En costume-cravate recouvert d'une blouse blanche, le pantalon parfaitement repassé, le médecin vous accueille dans un cabinet orné de beaux meubles en bois et d’étagères croulantes sous les ouvrages médicaux. Cette image d'Épinal, à laquelle renvoie le Dr Crisarà, n’est pourtant qu’une des nombreuses versions du médecin moderne.

Urgentiste en combinaison jaune, rouge ou blanche avec des bandes réfléchissantes, sac à dos et chaussures de sécurité… Chirurgien.ne ou anesthésiste en salopette verte, jamais à la bonne taille et maintenue par une ficelle, tombant sur des sabots en caoutchouc…

Pédiatres avec des nez de clowns, des blouses colorées et des vignettes Panini à offrir dans les poches… De tous ces médecins, lequel est le bon, laquelle est la «vraie» ? Qui est le plus conforme au décorum et à la dignité de la profession ?

Notons d'ailleurs qu'au sein de l'Ordre des chirurgiens et des dentistes de la province de Padoue, présidé par le Dr Crisarà, sa prise de position ne fait pas l’unanimité. Le Dr Marco De Berardinis, membre du conseil d'administration, écrivait dans le numéro de juillet 2022 du bulletin de cet Ordre : 

« Pensons-nous vraiment que dans notre profession – et dans notre vie – l'apparence peut dignement remplacer la substance ? Croyons-nous que c'est le bon message à diffuser aux nouvelles générations de collègues ?»

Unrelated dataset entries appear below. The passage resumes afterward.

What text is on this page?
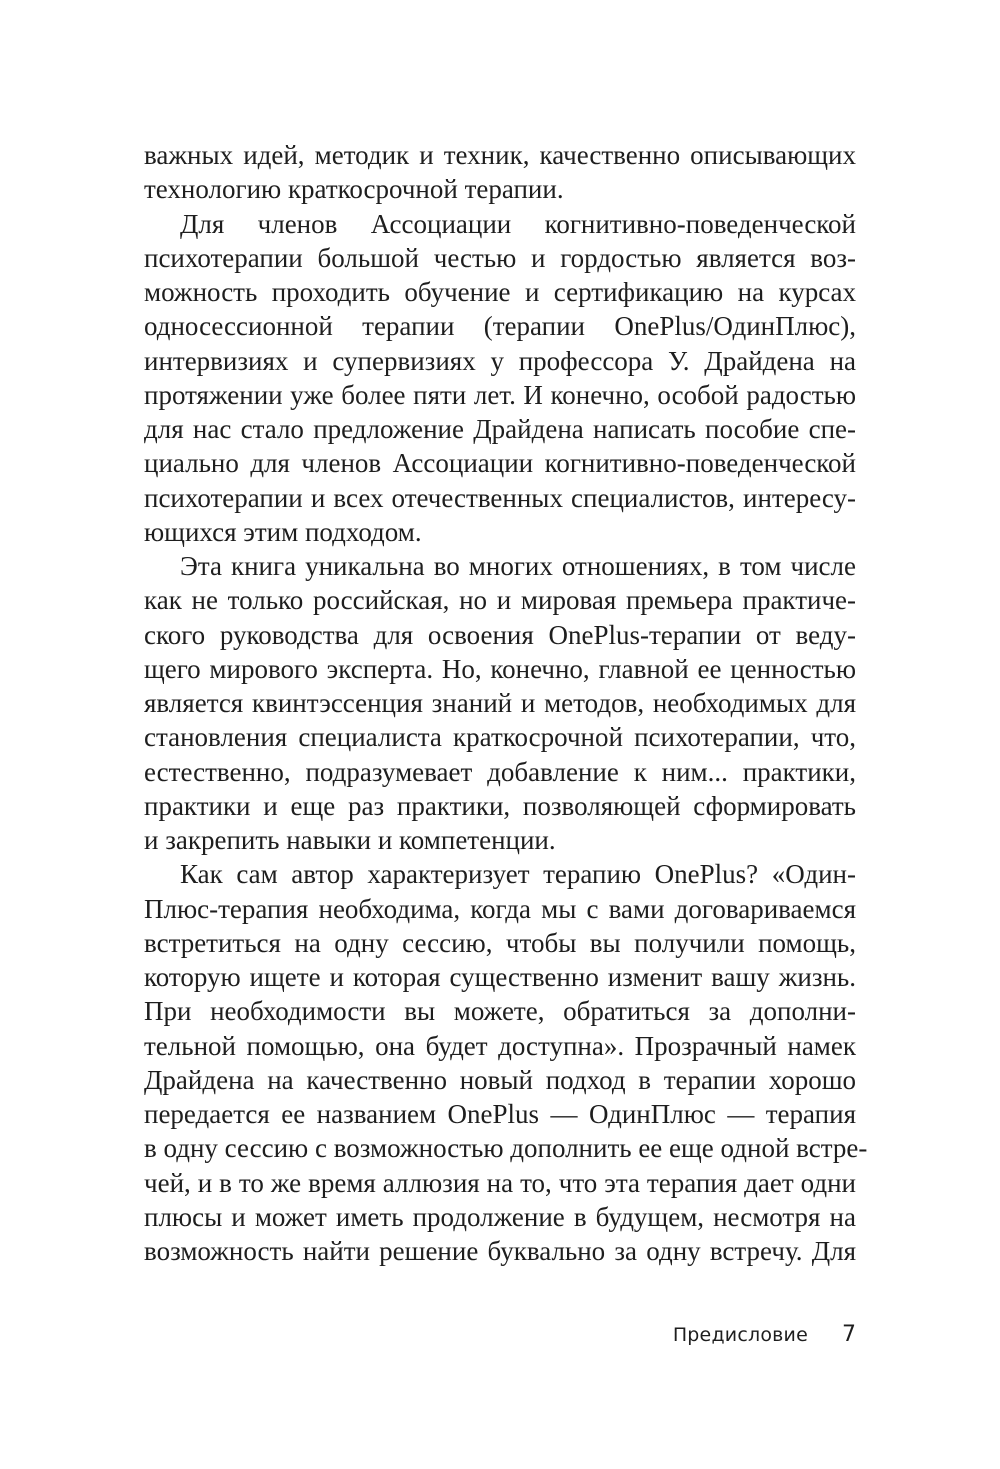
важных идей, методик и техник, качественно описывающих
технологию краткосрочной терапии.
Для членов Ассоциации когнитивно-поведенческой
психотерапии большой честью и гордостью является воз-
можность проходить обучение и сертификацию на курсах
односессионной терапии (терапии OnePlus/ОдинПлюс),
интервизиях и супервизиях у профессора У. Драйдена на
протяжении уже более пяти лет. И конечно, особой радостью
для нас стало предложение Драйдена написать пособие спе-
циально для членов Ассоциации когнитивно-поведенческой
психотерапии и всех отечественных специалистов, интересу-
ющихся этим подходом.
Эта книга уникальна во многих отношениях, в том числе
как не только российская, но и мировая премьера практиче-
ского руководства для освоения OnePlus-терапии от веду-
щего мирового эксперта. Но, конечно, главной ее ценностью
является квинтэссенция знаний и методов, необходимых для
становления специалиста краткосрочной психотерапии, что,
естественно, подразумевает добавление к ним... практики,
практики и еще раз практики, позволяющей сформировать
и закрепить навыки и компетенции.
Как сам автор характеризует терапию OnePlus? «Один-
Плюс-терапия необходима, когда мы с вами договариваемся
встретиться на одну сессию, чтобы вы получили помощь,
которую ищете и которая существенно изменит вашу жизнь.
При необходимости вы можете, обратиться за дополни-
тельной помощью, она будет доступна». Прозрачный намек
Драйдена на качественно новый подход в терапии хорошо
передается ее названием OnePlus — ОдинПлюс — терапия
в одну сессию с возможностью дополнить ее еще одной встре-
чей, и в то же время аллюзия на то, что эта терапия дает одни
плюсы и может иметь продолжение в будущем, несмотря на
возможность найти решение буквально за одну встречу. Для
Предисловие 7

#Medbikini : l’article douteux taillé en pièces   

La plupart des médecins ont au moins un compte social actif sur lequel ils partagent leurs opinions personnelles et à l’occasion des photos et vidéos. Haro sur celles et ceux qui s’y montrent en maillot de bain ! Il s’agit-là – dixit le Dr Crisarà  – d’une «tenue inappropriée»… 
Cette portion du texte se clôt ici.